Facebook Lost $238 Billion in Market Cap in One Day

After reporting disappointing earnings and offering investors a more pessimistic outlook on future growth prospects, Facebook stock was absolutely slaughtered, dropping over 20% in after-hours trading last night, and now, at the time of writing this, is down 26.5% from where it was trading at the close of the markets yesterday.

Facebook stock is now trading $236 a share. Prior to the Covid Crash, it was trading at $222 a share, so essentially Facebook is back to where it was pre-Covid. The stock ran all the way up to $382 a share by September 2021, but now it is down over 38% from that peak.

Facebook’s market cap as of yesterday was $898 billion. Now it’s $660 billion. To put into perspective how big a loss this is for Facebook, it lost today in market value about the entire market capitalization of Nike.

This has many investors wondering if perhaps we are in the beginning stages of a market collapse, particularly in tech. Because if this can happen to Facebook, it can happen to any company.

When markets are euphoric and bubbly, investors tend to shrug off bad earnings reports and take the glass half-full approach. “Sure, it was a bad quarter, but they can rebound. Still a great company long-term.”

But when investor sentiment turns towards fear and pessimism, any bad news for a stock causes a mass exodus, relentless selling.

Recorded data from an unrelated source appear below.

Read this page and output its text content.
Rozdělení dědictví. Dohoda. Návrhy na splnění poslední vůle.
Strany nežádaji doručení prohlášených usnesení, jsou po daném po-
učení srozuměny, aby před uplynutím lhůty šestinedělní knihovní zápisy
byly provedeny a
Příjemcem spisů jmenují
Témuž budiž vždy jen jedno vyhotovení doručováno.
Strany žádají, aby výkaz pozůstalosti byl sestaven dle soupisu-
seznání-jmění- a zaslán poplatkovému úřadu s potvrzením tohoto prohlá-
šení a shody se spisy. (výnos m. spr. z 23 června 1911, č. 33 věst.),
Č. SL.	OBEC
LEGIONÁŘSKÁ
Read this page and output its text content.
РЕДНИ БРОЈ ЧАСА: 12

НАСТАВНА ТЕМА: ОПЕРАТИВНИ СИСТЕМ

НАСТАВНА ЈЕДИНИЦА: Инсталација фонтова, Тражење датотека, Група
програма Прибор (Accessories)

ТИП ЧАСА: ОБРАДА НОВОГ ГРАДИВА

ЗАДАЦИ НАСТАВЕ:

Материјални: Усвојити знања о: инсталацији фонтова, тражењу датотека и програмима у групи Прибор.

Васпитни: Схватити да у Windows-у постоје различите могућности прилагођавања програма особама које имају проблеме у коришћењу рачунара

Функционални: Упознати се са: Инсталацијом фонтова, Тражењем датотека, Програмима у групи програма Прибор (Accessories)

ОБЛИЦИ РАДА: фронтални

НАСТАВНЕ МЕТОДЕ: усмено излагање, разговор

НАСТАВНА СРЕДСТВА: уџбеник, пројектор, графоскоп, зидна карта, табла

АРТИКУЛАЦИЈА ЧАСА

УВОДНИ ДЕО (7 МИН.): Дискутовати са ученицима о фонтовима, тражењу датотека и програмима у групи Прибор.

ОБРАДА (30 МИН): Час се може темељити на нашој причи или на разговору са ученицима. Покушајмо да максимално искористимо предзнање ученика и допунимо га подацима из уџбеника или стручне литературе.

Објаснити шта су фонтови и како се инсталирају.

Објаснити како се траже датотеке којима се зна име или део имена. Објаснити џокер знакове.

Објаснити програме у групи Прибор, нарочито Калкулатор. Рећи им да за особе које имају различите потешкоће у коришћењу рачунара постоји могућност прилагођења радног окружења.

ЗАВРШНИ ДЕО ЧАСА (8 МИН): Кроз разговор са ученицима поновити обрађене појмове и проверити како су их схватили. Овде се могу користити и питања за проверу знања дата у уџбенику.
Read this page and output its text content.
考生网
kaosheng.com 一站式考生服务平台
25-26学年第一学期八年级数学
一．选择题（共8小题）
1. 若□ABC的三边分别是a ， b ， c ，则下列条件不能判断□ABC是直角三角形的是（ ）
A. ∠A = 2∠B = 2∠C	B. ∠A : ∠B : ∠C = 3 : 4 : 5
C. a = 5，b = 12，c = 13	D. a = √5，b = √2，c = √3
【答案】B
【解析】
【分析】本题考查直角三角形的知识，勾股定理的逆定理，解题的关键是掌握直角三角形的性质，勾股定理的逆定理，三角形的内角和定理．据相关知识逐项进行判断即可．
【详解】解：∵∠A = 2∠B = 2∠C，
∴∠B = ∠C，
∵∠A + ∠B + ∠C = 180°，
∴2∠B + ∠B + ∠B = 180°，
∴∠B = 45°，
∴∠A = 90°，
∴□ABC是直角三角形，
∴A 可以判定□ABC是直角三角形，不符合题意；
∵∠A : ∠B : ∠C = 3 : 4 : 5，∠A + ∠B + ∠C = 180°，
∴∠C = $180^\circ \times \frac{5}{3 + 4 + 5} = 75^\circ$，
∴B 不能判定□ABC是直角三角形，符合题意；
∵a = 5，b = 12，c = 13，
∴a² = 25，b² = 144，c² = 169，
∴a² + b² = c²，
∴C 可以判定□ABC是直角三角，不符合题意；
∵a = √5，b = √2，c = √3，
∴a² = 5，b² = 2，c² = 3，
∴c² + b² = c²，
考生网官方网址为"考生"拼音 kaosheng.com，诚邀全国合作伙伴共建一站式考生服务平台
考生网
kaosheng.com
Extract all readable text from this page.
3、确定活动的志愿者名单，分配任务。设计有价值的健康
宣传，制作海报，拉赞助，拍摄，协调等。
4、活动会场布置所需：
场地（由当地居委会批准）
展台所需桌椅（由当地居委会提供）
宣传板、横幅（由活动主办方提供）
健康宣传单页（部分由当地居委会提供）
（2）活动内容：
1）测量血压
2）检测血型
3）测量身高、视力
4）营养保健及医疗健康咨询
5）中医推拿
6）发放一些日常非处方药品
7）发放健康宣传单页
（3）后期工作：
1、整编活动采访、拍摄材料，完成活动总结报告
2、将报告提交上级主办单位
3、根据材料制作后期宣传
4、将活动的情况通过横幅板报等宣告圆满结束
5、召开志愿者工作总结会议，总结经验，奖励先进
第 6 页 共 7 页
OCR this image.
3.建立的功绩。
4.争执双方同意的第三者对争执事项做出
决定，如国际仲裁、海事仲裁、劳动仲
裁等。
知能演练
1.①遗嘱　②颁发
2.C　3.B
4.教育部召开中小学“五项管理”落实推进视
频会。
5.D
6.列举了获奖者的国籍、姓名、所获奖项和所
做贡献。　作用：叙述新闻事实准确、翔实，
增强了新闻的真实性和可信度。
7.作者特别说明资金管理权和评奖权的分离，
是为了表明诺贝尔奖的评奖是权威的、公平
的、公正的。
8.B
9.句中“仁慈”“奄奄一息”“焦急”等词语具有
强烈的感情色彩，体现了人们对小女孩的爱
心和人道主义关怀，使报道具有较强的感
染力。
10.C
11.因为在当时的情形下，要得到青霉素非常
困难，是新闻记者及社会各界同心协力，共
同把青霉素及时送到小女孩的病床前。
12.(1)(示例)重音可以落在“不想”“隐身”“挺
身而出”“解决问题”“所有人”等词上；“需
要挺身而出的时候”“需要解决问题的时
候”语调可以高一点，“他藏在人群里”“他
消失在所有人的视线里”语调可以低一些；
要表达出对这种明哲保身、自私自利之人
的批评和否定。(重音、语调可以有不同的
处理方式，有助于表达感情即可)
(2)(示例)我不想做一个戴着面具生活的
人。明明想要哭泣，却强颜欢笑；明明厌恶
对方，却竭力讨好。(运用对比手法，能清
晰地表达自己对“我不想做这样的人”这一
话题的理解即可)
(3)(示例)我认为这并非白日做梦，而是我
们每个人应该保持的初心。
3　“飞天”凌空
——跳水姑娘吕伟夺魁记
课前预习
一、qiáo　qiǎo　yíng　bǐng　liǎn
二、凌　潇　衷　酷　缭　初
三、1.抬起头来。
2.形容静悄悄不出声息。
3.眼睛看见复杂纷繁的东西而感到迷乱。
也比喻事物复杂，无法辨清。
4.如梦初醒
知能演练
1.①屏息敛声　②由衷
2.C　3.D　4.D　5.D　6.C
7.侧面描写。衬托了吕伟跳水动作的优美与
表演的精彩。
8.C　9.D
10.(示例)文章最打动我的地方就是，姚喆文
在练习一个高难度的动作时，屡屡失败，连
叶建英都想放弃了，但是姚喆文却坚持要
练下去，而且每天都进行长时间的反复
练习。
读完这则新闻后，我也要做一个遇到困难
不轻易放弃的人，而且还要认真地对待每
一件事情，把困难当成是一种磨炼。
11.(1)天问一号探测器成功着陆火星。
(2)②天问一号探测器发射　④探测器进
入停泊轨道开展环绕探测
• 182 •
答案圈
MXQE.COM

I believe something has changed in the market psychologically. Let me explain. When stocks are in a bubble, or a period of extravagant growth and extreme valuations, most market participants understand on some level that it’s a bubble. They know that every day they are invested in the markets is a risk. But their stocks are going up so much that it’s idiotic to cash out, especially when the trajectory of the market is still upward.

So, they stay invested, but have one foot out the door–they have their thumb on that eject button. They’re ready to bail at the slightest sign of weakness or a reversal in the trend. Thus, when a high-flyer like Facebook reports bad earnings, investors are quick to bail on the stock. “Okay, I’ve seen enough; the party is over. Time to cash out.”

They know valuations are extreme and that stocks are in a bubble, but they want to make money, so they stay invested until they catch the slightest whiff of that bubble bursting, and then boom, they’re gone.

That’s what I think is going on right now in the market.

The more important part of this psychological dynamic at work is that this is probably what pops the bubble. Investors who are determined to sell at the top and get out before the crash are the ones who start the wave of panic. Imagine being in a crowded movie theater. One person gets up and leaves, no big deal. Maybe he’s taking a leak. Another person gets up and leaves, still no big deal. But when 10 people get up and leave at once, you know there’s something wrong. You start thinking about leaving. Then the fire alarm goes off and everyone rushes to the exits at once.

That’s just my two cents here.

Look, people are going to say the market is “overreacting” to the bad news from Facebook. Maybe so.

After all, the stock is only trading at 17x earnings. It’s not overvalued or anything. And that’s fair.

But this is peak earnings right now. When the economy slows down, earnings will go down.

The main thing is, though: perhaps it’s not the -27% move that is the overreaction. Perhaps the true overreaction was the stock advancing over 160% between March 2020 and September 2021. Perhaps the true overreaction was investors pushing Facebook’s market cap up to over $900 billion, and the vicious selling the stock is undergoing right now is the proper reaction.

There’s a reason they call stock market selloffs “corrections.”

This is the thing that people get backwards about markets and bubbles: when stock bubbles pop and stocks plummet and you see eye-popping losses in the course of a single day, or a week (such as -27% in one day for Facebook, or -25% in a day for PayPal), that’s the market recognizing that the stock was ludicrously overvalued.

Now the only question is, when does everything else start getting hammered?

I keep track of about 700 stocks on a spreadsheet I have. It’s the 500 stocks in the S&P 500, plus a bunch of other ones. All in all, it’s about $45.7 trillion worth of stocks that I track. It’s a large percentage of the overall market. Eventually I want to get to the point where I have every stock on the market in my spreadsheet, but this will take a long time given that there are about 3,500 companies in the Wilshire 5000 index, which is comprised of every American stock.

However, the fact that I have all the biggest and most important companies on my sheet means that the stocks I’m missing tend to be the smaller and more obscure names–the ones that don’t really move the market on a day-to-day basis; the stocks on the “long tail”. According to Siblis Research, the total market capitalization of the US stock market was about $53 trillion at the end of 2021, with $42 trillion of that being represented by the 500 largest companies.

Those numbers are lower now after the selloff, but my spreadsheet’s $45.7 trillion number is up to date as it refreshes automatically (the wonders of Google Finance).

What my sheet shows me is that of the ~700 stocks I track, the average stock is down almost 22% from its 52-week high.

Meaning the average stock right now is in a bear market.

The top 25 companies in terms of market cap are down by an average of 14.4% right now.

It’s not good. Things are brutal out there.